Non so perchè glielo chiesi, forse per il sentimento di tenerezza e protezione che quel ragazzo mi suscitava.
A quelle parole lui si fermò di colpo, alzò il viso rigato dalle lacrime in mia direzione e mi chiese cosa ne pensavo e io gli spiegai la mia teoria, lui annuì convinto e mi spiegò anche dell'incidente avvenuto cinque anni prima sempre per colpa di Dita di cristallo. lo avevo capito dal primo momento che era una persona pericolosa, ma qualcosa mi spinse a fidarmi di lui. Sicuramente il fatto che fosse amico della mia Elèonore.
Decidemmo di entare nel bordello per parlarne con la proprietaria.
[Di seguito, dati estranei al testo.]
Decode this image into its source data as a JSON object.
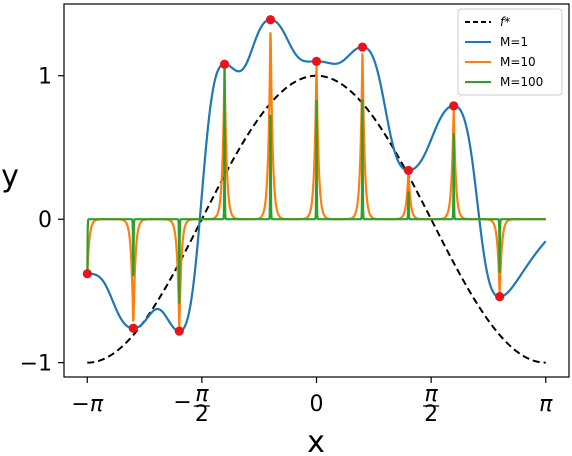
{
  "chart_data": {
    "type": "line",
    "title": "",
    "xlabel": "x",
    "ylabel": "y",
    "xlim": [
      -3.46,
      3.46
    ],
    "ylim": [
      -1.1,
      1.5
    ],
    "x_ticks": [
      {
        "value": -3.14159,
        "label": "−π"
      },
      {
        "value": -1.5708,
        "label": "−π/2"
      },
      {
        "value": 0,
        "label": "0"
      },
      {
        "value": 1.5708,
        "label": "π/2"
      },
      {
        "value": 3.14159,
        "label": "π"
      }
    ],
    "y_ticks": [
      {
        "value": -1,
        "label": "−1"
      },
      {
        "value": 0,
        "label": "0"
      },
      {
        "value": 1,
        "label": "1"
      }
    ],
    "grid": false,
    "legend_position": "top-right",
    "reference": {
      "name": "f*",
      "function": "cos",
      "color": "#000000",
      "style": "dashed"
    },
    "points": [
      {
        "x": -3.14,
        "y": -0.38
      },
      {
        "x": -2.51,
        "y": -0.76
      },
      {
        "x": -1.88,
        "y": -0.78
      },
      {
        "x": -1.26,
        "y": 1.08
      },
      {
        "x": -0.63,
        "y": 1.39
      },
      {
        "x": 0.0,
        "y": 1.1
      },
      {
        "x": 0.63,
        "y": 1.2
      },
      {
        "x": 1.26,
        "y": 0.34
      },
      {
        "x": 1.88,
        "y": 0.79
      },
      {
        "x": 2.51,
        "y": -0.54
      }
    ],
    "point_color": "#e8141b",
    "series": [
      {
        "name": "M=1",
        "color": "#1f77b4",
        "kernel_width": 1
      },
      {
        "name": "M=10",
        "color": "#ff7f0e",
        "kernel_width": 10
      },
      {
        "name": "M=100",
        "color": "#2ca02c",
        "kernel_width": 100
      }
    ]
  },
  "legend": {
    "items": [
      {
        "label": "f*",
        "color": "#000000",
        "dashed": true
      },
      {
        "label": "M=1",
        "color": "#1f77b4",
        "dashed": false
      },
      {
        "label": "M=10",
        "color": "#ff7f0e",
        "dashed": false
      },
      {
        "label": "M=100",
        "color": "#2ca02c",
        "dashed": false
      }
    ]
  }
}
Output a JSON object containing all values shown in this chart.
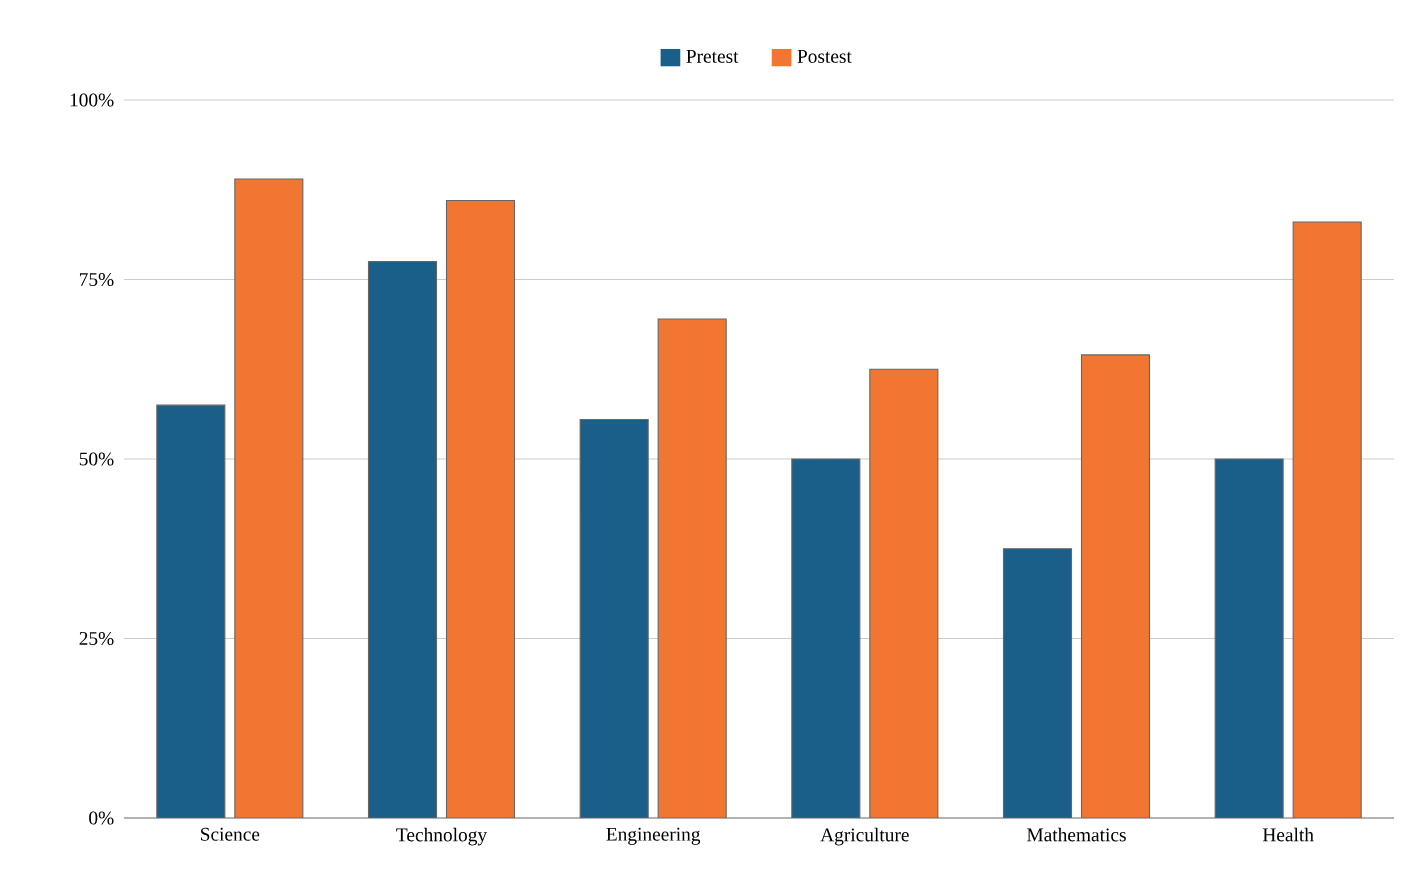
{
  "chart_data": {
    "type": "bar",
    "categories": [
      "Science",
      "Technology",
      "Engineering",
      "Agriculture",
      "Mathematics",
      "Health"
    ],
    "series": [
      {
        "name": "Pretest",
        "color": "#1a5e8a",
        "values": [
          57.5,
          77.5,
          55.5,
          50,
          37.5,
          50
        ]
      },
      {
        "name": "Postest",
        "color": "#f07632",
        "values": [
          89,
          86,
          69.5,
          62.5,
          64.5,
          83
        ]
      }
    ],
    "ylim": [
      0,
      100
    ],
    "yticks": [
      {
        "value": 0,
        "label": "0%"
      },
      {
        "value": 25,
        "label": "25%"
      },
      {
        "value": 50,
        "label": "50%"
      },
      {
        "value": 75,
        "label": "75%"
      },
      {
        "value": 100,
        "label": "100%"
      }
    ],
    "grid": "y",
    "legend": "top"
  }
}
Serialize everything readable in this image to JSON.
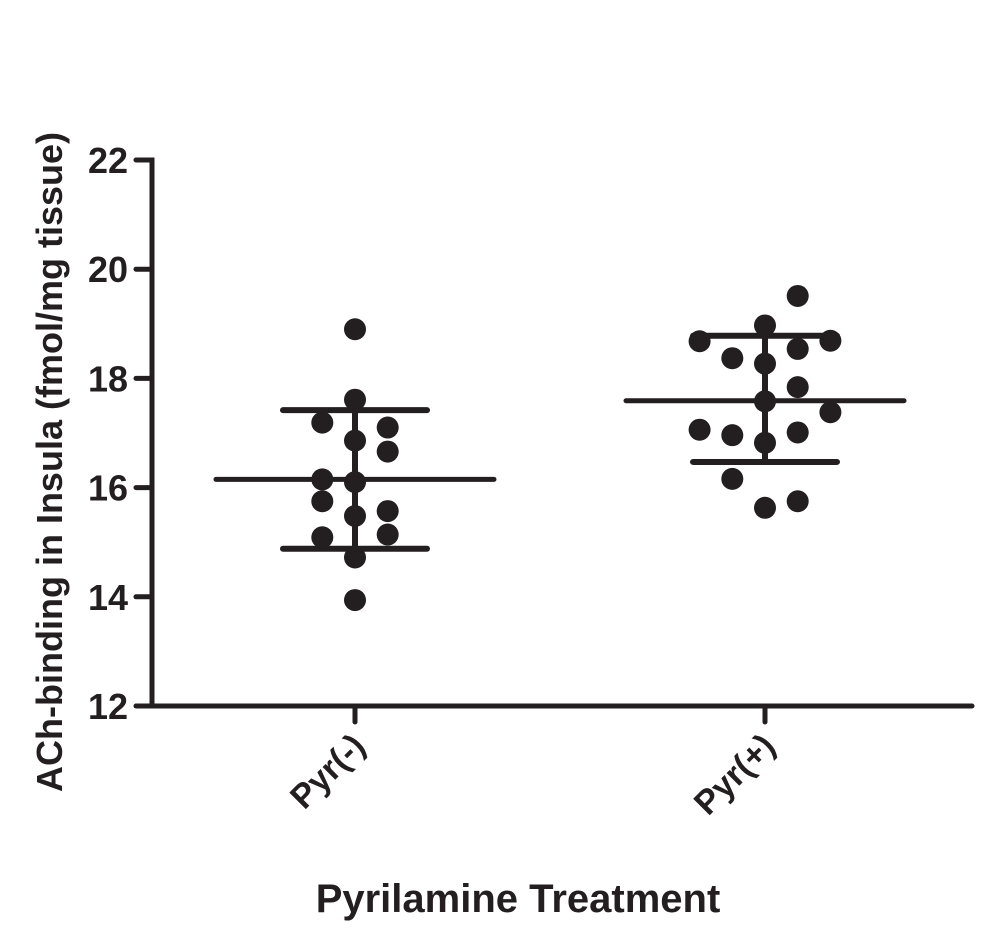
{
  "chart_data": {
    "type": "scatter",
    "title": "",
    "xlabel": "Pyrilamine Treatment",
    "ylabel": "ACh-binding in Insula (fmol/mg tissue)",
    "ylim": [
      12,
      22
    ],
    "yticks": [
      "12",
      "14",
      "16",
      "18",
      "20",
      "22"
    ],
    "categories": [
      "Pyr(-)",
      "Pyr(+)"
    ],
    "grid": false,
    "color": "#231f20",
    "groups": [
      {
        "category": "Pyr(-)",
        "values": [
          18.9,
          17.61,
          17.19,
          17.1,
          16.86,
          16.66,
          16.15,
          16.1,
          15.75,
          15.48,
          15.57,
          15.09,
          15.14,
          14.72,
          13.94
        ],
        "mean": 16.15,
        "sd_upper": 17.42,
        "sd_lower": 14.88
      },
      {
        "category": "Pyr(+)",
        "values": [
          19.51,
          18.97,
          18.68,
          18.69,
          18.54,
          18.37,
          18.27,
          17.84,
          17.58,
          17.38,
          17.06,
          16.96,
          17.01,
          16.82,
          16.16,
          15.75,
          15.63
        ],
        "mean": 17.59,
        "sd_upper": 18.78,
        "sd_lower": 16.47
      }
    ]
  }
}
Il locale era poco illuminato e le ragazze più o meno giovani erano sdraiate sui divani in attesa di qualche cliente.

Mi colpì una in particolare.

Bionda, alta, occhi azzurri come zaffiri e un corpo che era il sogno di ogni uomo, i seni pieni erano fasciati in un corpetto color lilla che metteva in risalto la vita stretta e la gonna era lunga e vaporosa, ma rialzata in un lato, per mettere in mostra le lunghe gambe magre.
Notai che il mio compagno la stava fissando con la stessa bramosia che, probabilmente, si leggeva anche sulla mia faccia, lei ci guardava con superiorità, come se si facesse beffa dei nostri istinti animaleschi e sapeva benissimo dell'effetto che il suo generoso corpo aveva su ogni uomo, sembrava una dea irraggiungibile e intangibile. Ci fissava con i suoi occhi languidi, da sotto le folte ciglia nere aspettando che ci avvicinassimo, non sorrideva, ma muoveva impercettibilmente le labbra carnose rosso cremisi.

"Nessun uomo resiste al fascino di Madame I." ci disse una voce alle nostre spalle. Ci girammo: una ragazza che era poco più di una bambina ci guardava impettita, il suo corpo ancora acerbo probabilmente entrava nelle fantasie di solo qualche pervertito.
"Stiamo cercando la proprietaria" dissi io.
" Madame Laure E' morta due mesi fa, ora questo posto lo gestisce la donna su cui sbavavate poco tempo fa" rispose lei con aria maliziosa, "Madame I non si concede a nessuno però, Anche quando Madame Laure era in vita, era riservata  solo alle persone importanti" sembrava scocciata e nei suoi occhi si poteva chiaramente leggere invidia per quella donna alla quale non avrebbe mai potuto assomigliare.

"Adèle, vieni qui tesoro" un uomo sulla cinquantina richiamò l'attenzione della ragazza
"Bene, ora devo andare, state attenti a Madame I" ci disse poco prima di andarsene.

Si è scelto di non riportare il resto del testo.